Weekly Market Update: Weak Week for Sterling

Weekly Market Update: Weak Week for Sterling

Mon 30 Sep 2019

Market Update

Major developed market equities gained in Sterling terms this week, due in large part to currency effects. Many of these indices actually fell in local currency. UK equities grew by +1.1% led by utilities and healthcare sectors. US stocks were up +0.4% in Sterling terms but had fallen -1.0% in local currency, this result driven as Sterling fell -1.5% versus the Dollar. Sterling also fell relative to the Euro and the Yen, by -0.8% and -1.2% respectively. UK 10Y Gilts yields fell for the second consecutive week, from 0.63% to 0.50%. US 10Y Treasury yields also fell, to 1.68%. Globally, the best performing sectors were utilities and consumer staples as defensive stocks saw a second week of modest gains. In commodities, Gold rose +0.1% in US Dollar terms whilst oil fell -2.4%, to $55.8 a barrel.
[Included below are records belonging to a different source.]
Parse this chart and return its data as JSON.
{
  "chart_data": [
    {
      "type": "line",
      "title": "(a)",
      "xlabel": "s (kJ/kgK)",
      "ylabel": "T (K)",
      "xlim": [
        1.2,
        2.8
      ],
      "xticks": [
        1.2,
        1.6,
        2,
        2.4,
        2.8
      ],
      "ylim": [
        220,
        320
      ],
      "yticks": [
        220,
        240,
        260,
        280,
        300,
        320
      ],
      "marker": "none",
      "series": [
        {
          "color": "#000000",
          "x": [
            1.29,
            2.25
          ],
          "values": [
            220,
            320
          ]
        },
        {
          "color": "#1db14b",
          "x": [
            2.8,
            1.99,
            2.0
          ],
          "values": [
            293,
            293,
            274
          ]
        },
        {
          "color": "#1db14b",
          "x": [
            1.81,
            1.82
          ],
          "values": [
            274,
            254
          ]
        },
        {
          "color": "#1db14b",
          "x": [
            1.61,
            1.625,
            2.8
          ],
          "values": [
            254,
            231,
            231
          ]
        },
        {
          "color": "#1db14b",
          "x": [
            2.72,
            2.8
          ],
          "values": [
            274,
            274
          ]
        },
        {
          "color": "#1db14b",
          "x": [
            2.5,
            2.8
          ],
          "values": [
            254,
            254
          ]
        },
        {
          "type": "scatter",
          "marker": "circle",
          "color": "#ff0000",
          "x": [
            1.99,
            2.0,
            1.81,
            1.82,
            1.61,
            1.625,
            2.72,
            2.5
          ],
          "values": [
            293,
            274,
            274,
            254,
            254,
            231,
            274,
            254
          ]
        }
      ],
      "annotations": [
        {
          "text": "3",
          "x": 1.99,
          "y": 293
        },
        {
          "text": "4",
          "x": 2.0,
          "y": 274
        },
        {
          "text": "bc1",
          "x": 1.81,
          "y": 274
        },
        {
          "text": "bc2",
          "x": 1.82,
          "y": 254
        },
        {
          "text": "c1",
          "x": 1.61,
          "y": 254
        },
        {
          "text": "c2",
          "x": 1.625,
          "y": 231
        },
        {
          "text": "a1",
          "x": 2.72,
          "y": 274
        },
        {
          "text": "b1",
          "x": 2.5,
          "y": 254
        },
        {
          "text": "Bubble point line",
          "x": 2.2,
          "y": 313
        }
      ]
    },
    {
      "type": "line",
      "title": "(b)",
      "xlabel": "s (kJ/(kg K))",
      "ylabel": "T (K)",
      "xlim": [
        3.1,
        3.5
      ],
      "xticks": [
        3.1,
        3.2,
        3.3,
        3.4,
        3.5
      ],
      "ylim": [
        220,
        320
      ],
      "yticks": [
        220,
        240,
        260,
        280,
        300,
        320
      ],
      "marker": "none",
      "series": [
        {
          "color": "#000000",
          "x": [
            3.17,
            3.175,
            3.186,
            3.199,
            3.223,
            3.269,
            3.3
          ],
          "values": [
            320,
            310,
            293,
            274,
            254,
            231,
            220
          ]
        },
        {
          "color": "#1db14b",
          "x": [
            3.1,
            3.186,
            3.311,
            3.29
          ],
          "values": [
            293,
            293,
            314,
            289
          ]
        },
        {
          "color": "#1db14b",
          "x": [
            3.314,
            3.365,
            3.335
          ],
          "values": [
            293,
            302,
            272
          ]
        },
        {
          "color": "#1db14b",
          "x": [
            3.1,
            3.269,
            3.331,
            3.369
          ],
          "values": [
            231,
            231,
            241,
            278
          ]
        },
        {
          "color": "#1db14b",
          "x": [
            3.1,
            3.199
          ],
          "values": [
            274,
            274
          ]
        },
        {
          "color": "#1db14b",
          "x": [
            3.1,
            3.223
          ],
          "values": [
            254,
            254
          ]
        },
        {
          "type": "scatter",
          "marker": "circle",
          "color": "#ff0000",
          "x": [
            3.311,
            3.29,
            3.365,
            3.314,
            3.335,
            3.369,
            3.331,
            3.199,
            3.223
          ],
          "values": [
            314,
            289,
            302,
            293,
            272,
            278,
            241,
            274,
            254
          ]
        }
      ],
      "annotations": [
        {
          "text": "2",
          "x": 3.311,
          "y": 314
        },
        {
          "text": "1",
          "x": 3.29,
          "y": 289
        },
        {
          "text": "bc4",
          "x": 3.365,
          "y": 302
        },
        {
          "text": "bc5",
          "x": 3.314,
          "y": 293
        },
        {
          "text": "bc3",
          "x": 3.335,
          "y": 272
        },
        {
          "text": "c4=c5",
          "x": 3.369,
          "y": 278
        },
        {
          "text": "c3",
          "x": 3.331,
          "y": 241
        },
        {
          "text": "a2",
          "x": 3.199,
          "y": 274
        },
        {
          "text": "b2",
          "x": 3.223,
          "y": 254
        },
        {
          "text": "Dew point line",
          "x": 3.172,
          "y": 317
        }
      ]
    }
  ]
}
Oil prices had fallen sharply on Iranian claims of a possible lift on sanctions, before rising slightly after Trump tweeted to the contrary.

Chief Economist Analysis

Another week of acerbic politics and low yields has passed. Just this morning, our phone notifications lit up with news that Chinese manufacturing may have been finally, albeit marginally, expanding. In a world inundated with low  growth data, any inkling of good news is enough to make headlines. However, the larger picture remains unchanged (and so does our asset allocation). Not so much that visibility for investors is very low (the Brexit deadline is drawing closer and no resolution is at hand), but that the writing on the wall is something that we would rather not see: growth, yields and inflation are to remain low as the global economy looks more and more like Japan. From this vortex, not even China, the growth powerhouse of the last two decades, seems able to escape. So what should investors do? For one, they must actively look for growth where they can, but making sure they don’t overpay for it, or indeed pour IPO or high yield debt money to companies with no real prospects. Also, long term, it is good to shy away from chasing yields all the way to the bottom. The normal investing rules don’t apply to large parts of the fixed income space nowadays. Rather than a “safe haven” asset class, the sovereign bond market is turning into a high-stakes poker game of central bankers and bond traders. Anyone sitting at that table should better have a lot of capital and be prepared to take profits rather than wait for long term payouts.